No hay mejor ejemplo de esa polarización, en las antípodas de las políticas bipartidistas que precisa Estados Unidos, que la sorprendente portada del 27 de agosto dedicada por el semanario liberal Newsweek a un trabajo del historiador del claustro de Harvard Niall Ferguson, ejercicio sorprendente de provocación periodística titulado Sal de la carretera, Barack y subtitulado de forma no menos contundente ¿Por qué necesitamos un nuevo presidente? Ante la sorpresa y, por qué no, la indignación de los estrategas demócratas, Newsweek puso cuatro páginas a disposición del autor de un libro con un título tan expresivo como Civilization: The West and the Rest (Civlización: Occidente y el resto) para que denostara los cuatro años de Obama con una afirmación contundente: “El presidente rompió sus promesas y el sendero de Romney-Ryan hacia la prosperidad es nuestra única esperanza”.

¿Dónde reside, según Ferguson, el desastre perpetrado por el presidente? En la administración de las cuentas públicas, lo cual incluye la reforma sanitaria, que causa alarma en la clase media. “El fallo de liderazgo en política económica y fiscal –escribe Ferguson– durante los pasados cuatro años ha tenido consecuencias geopolíticas. El Banco Mundial espera que el crecimiento sea apenas del 2% en el 2012. China crecerá cuatro veces más; la India, tres veces más deprisa. Para el 2017, el Fondo Monetario Internacional predice que el PIB de China sobrepasará el de Estados Unidos”. La narración de Ferguson de los problemas económicos llega a un puerto impensable en las páginas de una publicación liberal: “Conozco, me gusta y admiro a Paul Ryan [el candidato republicano a la vicepresidencia]. Para mí, lo que tiene a su favor es simple: es el único de un puñado de políticos en Washington que es auténticamente sincero acerca de la rectificación de la crisis fiscal del país”. Y enseguida recurre al gran temor que alienta en las filas conservadores, la europeización de los males de Estados Unidos, “con un crecimiento bajo, desempleo alto, una deuda incluso mayor y una real decadencia geopolítica”. Conclusión final acerca de qué está en juego el 6 de noviembre: “Es una elección entre les États Units y la república del Himno de Batalla [canción patriótica del siglo XIX]”.

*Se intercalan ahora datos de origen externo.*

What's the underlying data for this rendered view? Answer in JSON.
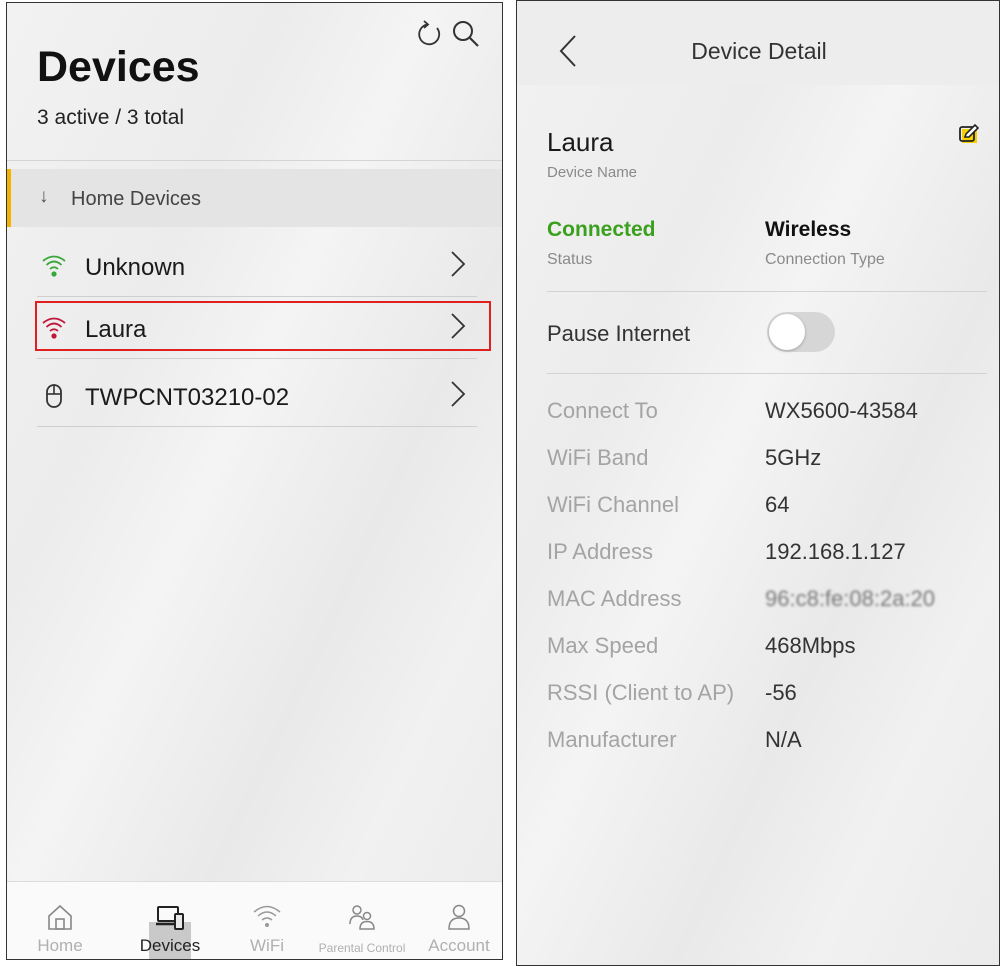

Al margen de la grandilocuencia de Ferguson, envuelto en la bandera, de que Ryan se ha convertido a todos los efectos en el director ideológico de la campaña republicana, lo cierto es que una parte de la clase media, dañada por la crisis y desorientada, suscribe las ideas del ensayista y teme que el futuro sea peor que el presente. Para contrarrestar a los muñidores del desencanto, una de las grandes bazas de que dispone Obama es el recurso al pasado, a la popularidad de Clinton, a los días felices del final de la guerra fría y el superávit presupuestario (William McGurn en The Wall Street Journal). Importa relativamente poco que Richard Cohen escriba en las páginas de The Washington Post que “el presidente tiene muchos enemigos; uno de ellos, sorprendentemente, es él mismo”, si después sube a la tribuna Bill Clinton y expone la idea esperada: ni él ni ninguno de sus predecesores hubiera enderezado en cuatro años la situación heredada. Heredada, ¿de quién? De George W. Bush, que vació la caja en un esfuerzo de guerra insensato y estéril; el mismo Bush ausente de las referencias históricas del pasado republicano para no invocar los fantasmas del desprestigio, el desastre de Irak, la tragedia del Katrina y los diques de Nueva Orleans y el enorme error de cálculo que cometió al dejar caer Lehman Brothers cuando la metástasis de las subprime había minado el sistema financiero global.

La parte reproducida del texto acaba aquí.